Questions about prune options

Hello,

I have a couple of questions about how duplicacy prune works cause it is not clear from the --help.

  1. When I run duplicacy prune -keep 30:30 then it will remove all snapshots that are older than 30 days except one for each 30days period, sure. But what about snapshots newer than 30 days? Will they be removed or kept as is?

  2. What happens when I run -keep together with -a? Let’s say I have one revision in snapshot ID 1 then is 30+ days old, and one in snapshot ID 2 also 30+ days old, and I use -a -keep 1:30. Will this keep one revision per snapshot ID or will one of these get removed?

  3. Which revisions are kept by -keep oldest ones or newest ones? What I mean by that is let’s imagine, that I have run backup every day for a whole year 2023. So I have 365 revisions and I run duplicacy prune -keep 31:31 on new year 01.01.2024. Which revisions will be kept?

01.01.2023
01.02.2023
04.03.2023

or


29.09.2023
30.10.2023
30.11.2023

  1. How can I delete a snapshot ID completely? Let’s say I have two machines and I assign each one different snapshot ID. But later I get rid of the second machine so it will never run any backups again and I don’t need its snapshots anymore. But the snapshots are still in the backup. Can I remove them including the very last one? Is it safe, and if so, how? I don’t see anything like duplicacy prune -id ID -delete_completely

  2. Similar to no 4 above. Can I rename snapshot ID? If so, how?

Kept as-is.

Running -a along with -keep is desired. You normally wanna prune an entire storage, not just the snapshot ID being run on.

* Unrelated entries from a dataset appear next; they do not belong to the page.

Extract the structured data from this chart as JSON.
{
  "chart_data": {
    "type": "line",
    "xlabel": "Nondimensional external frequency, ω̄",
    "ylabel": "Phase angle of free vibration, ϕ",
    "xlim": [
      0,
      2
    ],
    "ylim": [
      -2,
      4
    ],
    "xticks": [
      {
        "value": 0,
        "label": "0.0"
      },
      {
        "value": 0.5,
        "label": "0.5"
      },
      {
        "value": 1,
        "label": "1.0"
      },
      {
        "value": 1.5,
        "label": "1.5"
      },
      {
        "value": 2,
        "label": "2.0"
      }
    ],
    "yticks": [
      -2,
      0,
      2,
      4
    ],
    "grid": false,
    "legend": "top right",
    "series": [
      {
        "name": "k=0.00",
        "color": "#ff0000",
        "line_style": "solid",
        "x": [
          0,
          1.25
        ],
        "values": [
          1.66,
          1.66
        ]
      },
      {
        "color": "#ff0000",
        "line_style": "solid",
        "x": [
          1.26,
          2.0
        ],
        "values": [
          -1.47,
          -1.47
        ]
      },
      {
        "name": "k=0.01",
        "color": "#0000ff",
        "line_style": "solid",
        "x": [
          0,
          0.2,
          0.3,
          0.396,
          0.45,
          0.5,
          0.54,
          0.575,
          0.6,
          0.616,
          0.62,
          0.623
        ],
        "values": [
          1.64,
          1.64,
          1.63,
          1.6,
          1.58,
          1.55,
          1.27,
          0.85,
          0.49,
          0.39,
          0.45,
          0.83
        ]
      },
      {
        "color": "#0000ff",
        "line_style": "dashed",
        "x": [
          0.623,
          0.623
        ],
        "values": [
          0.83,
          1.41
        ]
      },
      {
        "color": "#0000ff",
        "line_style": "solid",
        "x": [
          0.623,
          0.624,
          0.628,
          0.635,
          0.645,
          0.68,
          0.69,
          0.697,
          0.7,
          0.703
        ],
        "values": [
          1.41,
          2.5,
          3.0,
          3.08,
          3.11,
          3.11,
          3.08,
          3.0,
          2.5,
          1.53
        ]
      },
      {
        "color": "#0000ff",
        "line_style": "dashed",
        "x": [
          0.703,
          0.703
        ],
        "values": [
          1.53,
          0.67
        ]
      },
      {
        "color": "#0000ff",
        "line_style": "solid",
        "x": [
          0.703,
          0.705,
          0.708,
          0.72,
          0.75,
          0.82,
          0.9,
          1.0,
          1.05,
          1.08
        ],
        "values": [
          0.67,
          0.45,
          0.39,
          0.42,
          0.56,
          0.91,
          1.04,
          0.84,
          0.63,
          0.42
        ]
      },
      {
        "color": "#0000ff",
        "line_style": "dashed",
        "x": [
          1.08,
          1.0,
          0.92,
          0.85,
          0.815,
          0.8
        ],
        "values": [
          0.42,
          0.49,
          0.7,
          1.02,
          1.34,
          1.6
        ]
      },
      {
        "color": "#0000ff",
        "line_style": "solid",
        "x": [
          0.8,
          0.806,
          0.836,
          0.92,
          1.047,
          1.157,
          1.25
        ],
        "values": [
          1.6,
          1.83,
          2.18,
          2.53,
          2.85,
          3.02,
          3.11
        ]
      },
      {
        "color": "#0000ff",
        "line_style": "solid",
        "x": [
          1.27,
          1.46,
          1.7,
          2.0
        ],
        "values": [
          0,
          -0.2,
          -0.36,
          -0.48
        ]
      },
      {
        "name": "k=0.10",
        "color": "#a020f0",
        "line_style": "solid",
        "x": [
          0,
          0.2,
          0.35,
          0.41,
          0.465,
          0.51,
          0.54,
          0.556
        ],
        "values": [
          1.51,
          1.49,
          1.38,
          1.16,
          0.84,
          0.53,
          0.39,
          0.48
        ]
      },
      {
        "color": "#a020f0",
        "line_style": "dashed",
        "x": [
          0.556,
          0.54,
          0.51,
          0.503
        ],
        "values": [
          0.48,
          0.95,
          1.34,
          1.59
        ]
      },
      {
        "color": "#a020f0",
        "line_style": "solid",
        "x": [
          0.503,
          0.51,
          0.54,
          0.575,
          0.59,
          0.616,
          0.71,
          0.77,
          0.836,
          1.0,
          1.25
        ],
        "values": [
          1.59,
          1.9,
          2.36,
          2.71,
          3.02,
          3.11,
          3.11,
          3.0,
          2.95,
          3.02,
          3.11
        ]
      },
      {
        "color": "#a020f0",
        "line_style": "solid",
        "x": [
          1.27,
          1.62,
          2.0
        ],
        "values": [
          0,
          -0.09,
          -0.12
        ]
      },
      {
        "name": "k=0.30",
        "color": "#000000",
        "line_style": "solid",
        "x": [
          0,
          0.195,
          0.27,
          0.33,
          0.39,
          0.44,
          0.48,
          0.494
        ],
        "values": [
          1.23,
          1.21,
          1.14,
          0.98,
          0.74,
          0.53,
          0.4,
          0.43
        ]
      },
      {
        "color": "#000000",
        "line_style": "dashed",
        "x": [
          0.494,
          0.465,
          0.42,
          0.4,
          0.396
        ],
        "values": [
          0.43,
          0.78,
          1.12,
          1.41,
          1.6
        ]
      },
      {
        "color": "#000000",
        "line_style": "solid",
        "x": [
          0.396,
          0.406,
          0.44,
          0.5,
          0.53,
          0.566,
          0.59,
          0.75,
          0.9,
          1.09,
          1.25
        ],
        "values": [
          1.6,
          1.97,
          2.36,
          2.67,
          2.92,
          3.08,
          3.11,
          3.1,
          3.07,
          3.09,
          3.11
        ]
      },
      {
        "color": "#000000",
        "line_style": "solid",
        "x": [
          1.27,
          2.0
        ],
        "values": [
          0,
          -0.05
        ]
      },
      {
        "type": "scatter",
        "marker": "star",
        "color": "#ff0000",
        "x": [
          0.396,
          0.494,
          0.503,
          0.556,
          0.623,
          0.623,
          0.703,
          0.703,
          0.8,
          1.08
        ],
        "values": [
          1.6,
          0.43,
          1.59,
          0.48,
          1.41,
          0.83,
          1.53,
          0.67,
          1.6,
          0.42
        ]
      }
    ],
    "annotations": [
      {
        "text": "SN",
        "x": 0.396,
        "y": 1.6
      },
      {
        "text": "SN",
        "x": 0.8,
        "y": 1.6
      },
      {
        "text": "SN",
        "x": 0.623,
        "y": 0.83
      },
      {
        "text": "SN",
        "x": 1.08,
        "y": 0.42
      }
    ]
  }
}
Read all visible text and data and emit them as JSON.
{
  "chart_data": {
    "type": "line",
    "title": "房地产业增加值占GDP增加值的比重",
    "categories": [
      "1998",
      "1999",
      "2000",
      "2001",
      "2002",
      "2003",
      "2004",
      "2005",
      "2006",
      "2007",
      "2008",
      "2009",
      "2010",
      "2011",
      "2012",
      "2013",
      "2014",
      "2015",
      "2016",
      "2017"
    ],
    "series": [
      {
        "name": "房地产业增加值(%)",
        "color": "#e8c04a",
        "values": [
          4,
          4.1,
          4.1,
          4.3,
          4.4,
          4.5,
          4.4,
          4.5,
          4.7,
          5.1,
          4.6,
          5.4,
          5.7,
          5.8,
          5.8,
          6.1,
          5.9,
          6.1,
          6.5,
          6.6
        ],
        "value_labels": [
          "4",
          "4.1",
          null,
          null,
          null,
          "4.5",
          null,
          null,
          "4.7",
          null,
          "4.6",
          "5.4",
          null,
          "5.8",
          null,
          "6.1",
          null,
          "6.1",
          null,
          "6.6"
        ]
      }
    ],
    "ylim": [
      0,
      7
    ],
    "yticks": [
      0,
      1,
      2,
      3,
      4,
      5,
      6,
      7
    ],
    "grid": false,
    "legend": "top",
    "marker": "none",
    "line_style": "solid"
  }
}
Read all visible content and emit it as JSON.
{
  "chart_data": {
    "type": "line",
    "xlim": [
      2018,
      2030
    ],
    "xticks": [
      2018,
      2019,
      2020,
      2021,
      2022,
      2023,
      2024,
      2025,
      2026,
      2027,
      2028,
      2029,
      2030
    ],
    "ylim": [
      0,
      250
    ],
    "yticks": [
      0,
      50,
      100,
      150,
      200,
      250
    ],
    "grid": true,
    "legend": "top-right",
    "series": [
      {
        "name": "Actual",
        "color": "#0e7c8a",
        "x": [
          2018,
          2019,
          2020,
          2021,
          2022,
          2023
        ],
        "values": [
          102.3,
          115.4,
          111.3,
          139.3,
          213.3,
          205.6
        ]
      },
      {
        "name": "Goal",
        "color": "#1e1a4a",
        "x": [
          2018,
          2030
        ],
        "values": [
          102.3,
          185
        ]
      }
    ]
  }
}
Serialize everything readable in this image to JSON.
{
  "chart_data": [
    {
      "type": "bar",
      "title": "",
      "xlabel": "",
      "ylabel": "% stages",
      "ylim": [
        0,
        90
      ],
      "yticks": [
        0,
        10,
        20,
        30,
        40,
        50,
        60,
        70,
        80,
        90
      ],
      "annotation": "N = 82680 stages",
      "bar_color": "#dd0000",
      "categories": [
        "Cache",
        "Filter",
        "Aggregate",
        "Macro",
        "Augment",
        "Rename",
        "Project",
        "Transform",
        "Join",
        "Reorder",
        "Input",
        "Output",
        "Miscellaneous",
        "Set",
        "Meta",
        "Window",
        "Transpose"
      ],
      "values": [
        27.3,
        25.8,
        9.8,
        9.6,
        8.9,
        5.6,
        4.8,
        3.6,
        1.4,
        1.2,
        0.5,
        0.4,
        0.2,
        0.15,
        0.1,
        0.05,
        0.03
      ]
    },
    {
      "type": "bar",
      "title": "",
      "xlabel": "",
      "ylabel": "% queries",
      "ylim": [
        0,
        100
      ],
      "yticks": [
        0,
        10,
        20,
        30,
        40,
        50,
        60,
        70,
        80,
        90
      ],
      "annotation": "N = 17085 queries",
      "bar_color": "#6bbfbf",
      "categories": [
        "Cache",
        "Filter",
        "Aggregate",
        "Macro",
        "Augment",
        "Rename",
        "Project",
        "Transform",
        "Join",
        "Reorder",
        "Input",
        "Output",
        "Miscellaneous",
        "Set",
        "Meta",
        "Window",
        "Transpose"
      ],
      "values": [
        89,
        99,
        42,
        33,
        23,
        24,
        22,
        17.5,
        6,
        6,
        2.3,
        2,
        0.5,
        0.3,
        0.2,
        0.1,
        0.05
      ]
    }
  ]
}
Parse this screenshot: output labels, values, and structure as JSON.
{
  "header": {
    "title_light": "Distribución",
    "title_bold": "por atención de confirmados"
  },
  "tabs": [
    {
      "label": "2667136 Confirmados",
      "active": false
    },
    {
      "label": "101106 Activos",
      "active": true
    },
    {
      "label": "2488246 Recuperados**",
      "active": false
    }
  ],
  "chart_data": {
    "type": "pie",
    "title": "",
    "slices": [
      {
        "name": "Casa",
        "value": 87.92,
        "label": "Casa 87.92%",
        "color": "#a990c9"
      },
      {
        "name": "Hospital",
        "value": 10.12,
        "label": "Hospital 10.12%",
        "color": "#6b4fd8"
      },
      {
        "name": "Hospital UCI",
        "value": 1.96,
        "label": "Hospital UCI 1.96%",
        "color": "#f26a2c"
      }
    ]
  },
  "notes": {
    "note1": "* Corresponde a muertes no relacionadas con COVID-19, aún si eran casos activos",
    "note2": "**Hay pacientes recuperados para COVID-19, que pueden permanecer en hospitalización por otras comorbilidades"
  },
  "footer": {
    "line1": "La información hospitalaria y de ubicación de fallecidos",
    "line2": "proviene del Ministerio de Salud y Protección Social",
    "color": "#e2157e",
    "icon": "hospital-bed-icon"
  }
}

Are you talking about separate snapshot IDs? If so, they’re unconnected with each other. If you’ve only got 1 revision per snapshot ID, no revisions will get removed because Duplicacy will always keep the most recent revision regardless of -keep.

The oldest revisions are iterated on first, and tested against the -keep <n:m> rules. In your scenario, I believe all of those revisions will be kept - not either-or, plus all the day revisions in December 2023. Why not write a script to test a given retention period?

The easiest method would be delete the corresponding snapshot/<id> directory on the storage.

Otherwise, you will have to run a prune -id <ID> -r <revision(s)> for each revision that exists there. You’ll also have to add the -exclusive flag on the most recent revision, as that is normally protected. Note you should never run -exclusive simultaneously with any other jobs on the same storage.

Why not write a script to test a given retention period?

I ended up writing a script and running my own experiments to get answers.

In your scenario, I believe all of those revisions will be kept - not either-or

That cannot be true. You misunderstood my question - that is my fault, my example was misleading apparently.


And here are the answers:

  1. -keep removes snapshots older than m days, and the ones younger stay as is

  2. Snapshot IDs are completely independent. So -keep really means: “keep 1 snapshot every n days for each snapshot ID …”

  3. -keep keeps the oldest revisions and removes snapshots going from oldest to newest. That means, that revisions left will be:

2023-01-01
2023-02-01
2023-03-04
2023-04-04
2023-05-05
2023-06-05
2023-07-06
2023-08-06
2023-09-06
2023-10-07
2023-11-07

and not

2023-01-24
2023-02-24
2023-03-27
2023-04-27
2023-05-28
2023-06-28
2023-07-29
2023-08-29
2023-09-29
2023-10-30
2023-11-30

4 + 5. There is no command to rename or delete snapshots. And I would not recommend running prune -exclusive to remove last revision in this case. From my experiments looks like it is safe to simply rename the directory (or completely remove it) on the storage backend side. It didn’t break anything (list, restore, etc) for me.